金色の野辺に唄う あさのあつこ

実は、夏に読んだけどまだ感想を書けていない、という作品もあるのですが、大学から借りてきたこちらの感想を先に書いておきたいと思います。

金色の野辺に唄う、数年前に一度読んで、凄く凄く気に入っていた作品でした。
ふと、もう一度読みたいな、と思って手に取ったんですけど、秋にもう一度読むことが出来て良かった、と感じました。

九十二歳で亡くなる、今、まさに亡くなろうとしている女性と、彼女と関わった人々とが、彼女が亡くなることで物を想う、といった感じの作品なのですが、凄く美しいんですね。
焔のような柿、金色の稲穂、その中の野辺送り。地に染み込む葬送の唄。
あさのさんの文章の特徴が凄く良いほうに作用していて、こんな言い方もおかしいですけど、理想の死、死に様であるように感じられます。
ここに描かれているのは、一つ一つはやっぱり苦かったり、痛かったりするのですが、この状況の中で、こんな風に書かれると、生きることの一つの風景として受け止められるような気持ちになりました。

変に重たすぎることもなく、変に悟るのでもなく。神でも仏でもないから、身軽には旅立てない。
それでも穏やかな秋の一日で、一人の人が亡くなるっていうのはこういう事なのかな、こういうことであってほしいな、と感じます。

皆、皆、それぞれに何かを抱えて生きていって、死に辿り着く。
私は一人っ子なので、いつか、自分が両親を送るんだな、とふと思うことも多いのですが、いつか、皆、冷たく、固くなってしまうんだったら、それまでにきちんと、肌の温度や声というものに触れることが出来る今に感謝して、意識していないといけないな、と感じました。
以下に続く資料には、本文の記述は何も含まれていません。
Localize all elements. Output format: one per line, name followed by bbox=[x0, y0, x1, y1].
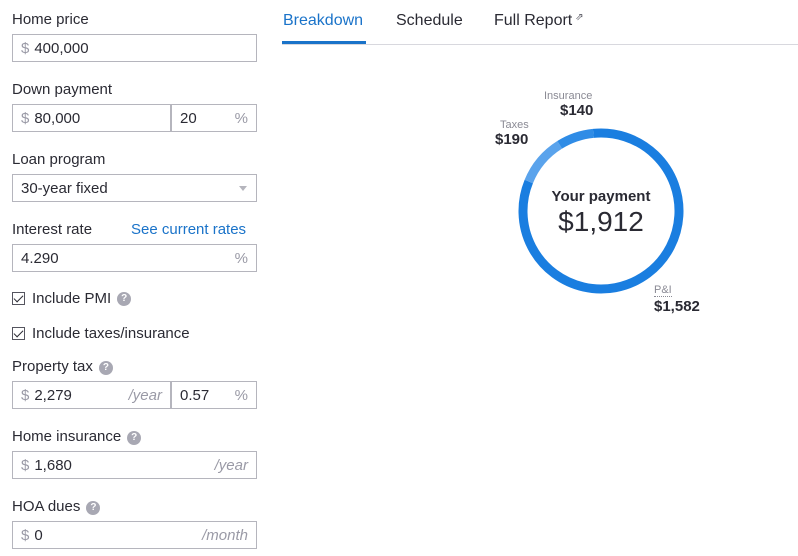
pi-slice-label: P&I bbox=[654, 284, 672, 297]
taxes-slice-amount: $190 bbox=[495, 131, 529, 148]
property-tax-percent-value: 0.57 bbox=[180, 386, 210, 404]
payment-total: $1,912 bbox=[558, 206, 644, 237]
taxes-slice-label: Taxes bbox=[500, 119, 529, 131]
per-month-suffix: /month bbox=[202, 526, 248, 544]
tab-breakdown[interactable]: Breakdown bbox=[283, 12, 364, 29]
currency-prefix: $ bbox=[21, 109, 30, 127]
help-icon[interactable]: ? bbox=[98, 361, 113, 375]
insurance-slice-amount: $140 bbox=[560, 102, 594, 119]
insurance-slice-label: Insurance bbox=[544, 90, 593, 102]
tab-schedule[interactable]: Schedule bbox=[396, 12, 463, 29]
per-year-suffix: /year bbox=[128, 386, 162, 404]
include-taxes-label: Include taxes/insurance bbox=[32, 325, 190, 342]
tab-full-report[interactable]: Full Report ⇗ bbox=[494, 12, 584, 30]
include-taxes-row[interactable]: Include taxes/insurance bbox=[12, 325, 190, 342]
include-pmi-checkbox[interactable] bbox=[12, 292, 25, 305]
loan-program-value: 30-year fixed bbox=[21, 179, 108, 197]
down-payment-percent-value: 20 bbox=[180, 109, 197, 127]
property-tax-label: Property tax? bbox=[12, 358, 113, 376]
include-pmi-label: Include PMI bbox=[32, 290, 112, 307]
donut-slice-insurance bbox=[557, 128, 594, 149]
home-insurance-label-text: Home insurance bbox=[12, 428, 122, 445]
loan-program-select[interactable]: 30-year fixed bbox=[12, 174, 257, 202]
help-icon[interactable]: ? bbox=[117, 291, 132, 306]
external-link-icon: ⇗ bbox=[575, 12, 584, 23]
interest-rate-label: Interest rate bbox=[12, 221, 93, 238]
help-icon[interactable]: ? bbox=[86, 501, 101, 515]
payment-title: Your payment bbox=[551, 188, 651, 205]
currency-prefix: $ bbox=[21, 456, 30, 474]
hoa-dues-input[interactable]: $ 0 /month bbox=[12, 521, 257, 549]
loan-program-label: Loan program bbox=[12, 151, 106, 168]
pi-slice-amount: $1,582 bbox=[654, 298, 700, 315]
property-tax-input[interactable]: $ 2,279 /year bbox=[12, 381, 171, 409]
donut-slice-taxes bbox=[524, 141, 563, 184]
home-price-label: Home price bbox=[12, 11, 89, 28]
home-insurance-label: Home insurance? bbox=[12, 428, 142, 446]
currency-prefix: $ bbox=[21, 526, 30, 544]
down-payment-value: 80,000 bbox=[34, 109, 81, 127]
insurance-label-group: Insurance $140 bbox=[544, 90, 593, 119]
property-tax-value: 2,279 bbox=[34, 386, 72, 404]
include-pmi-row[interactable]: Include PMI ? bbox=[12, 290, 132, 307]
currency-prefix: $ bbox=[21, 386, 30, 404]
percent-suffix: % bbox=[234, 109, 248, 127]
percent-suffix: % bbox=[234, 249, 248, 267]
interest-rate-input[interactable]: 4.290 % bbox=[12, 244, 257, 272]
include-taxes-checkbox[interactable] bbox=[12, 327, 25, 340]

最近は、よく耳にするけど、実感としてはよく分からない、と感じていたことを、「ああ、こういうことか」と実感できることが増えてきたように思います。
これが、年を重ねる、ということなんでしょうか。

秋は色が美しい季節なんだな、と改めて感じたので、今年は、これからの季節の空や風、草花の色を楽しんで、愛おしんでみたいなと思います。

稲穂の美しさに関しては、岩手の稲穂の鮮やかさが目に焼き付いています。初めて、こんな色をしてるんだな、って気が付いて、びっくりしたんですよね。そういう意味でも、人が亡くなる、ということを改めて思う、という意味でも、今、読むことが出来て良かったです。

それから、読み終わって、ふと、キンキさんのことも思いました。当たり前なんですけど、キンキさんも自分自身も、残念ながら、いつまでもある命ではないので、お二人の生の歌声に、生身の自分で触れることが出来る、っていうのは、もう物凄く嬉しい、ありがたい瞬間だよな、って思って。
毎日毎日、全てを大切にすることは難しいんですけど、この本を買って手元に置いて、ふと手が伸びるときは、こういうことを感じたいなと思います。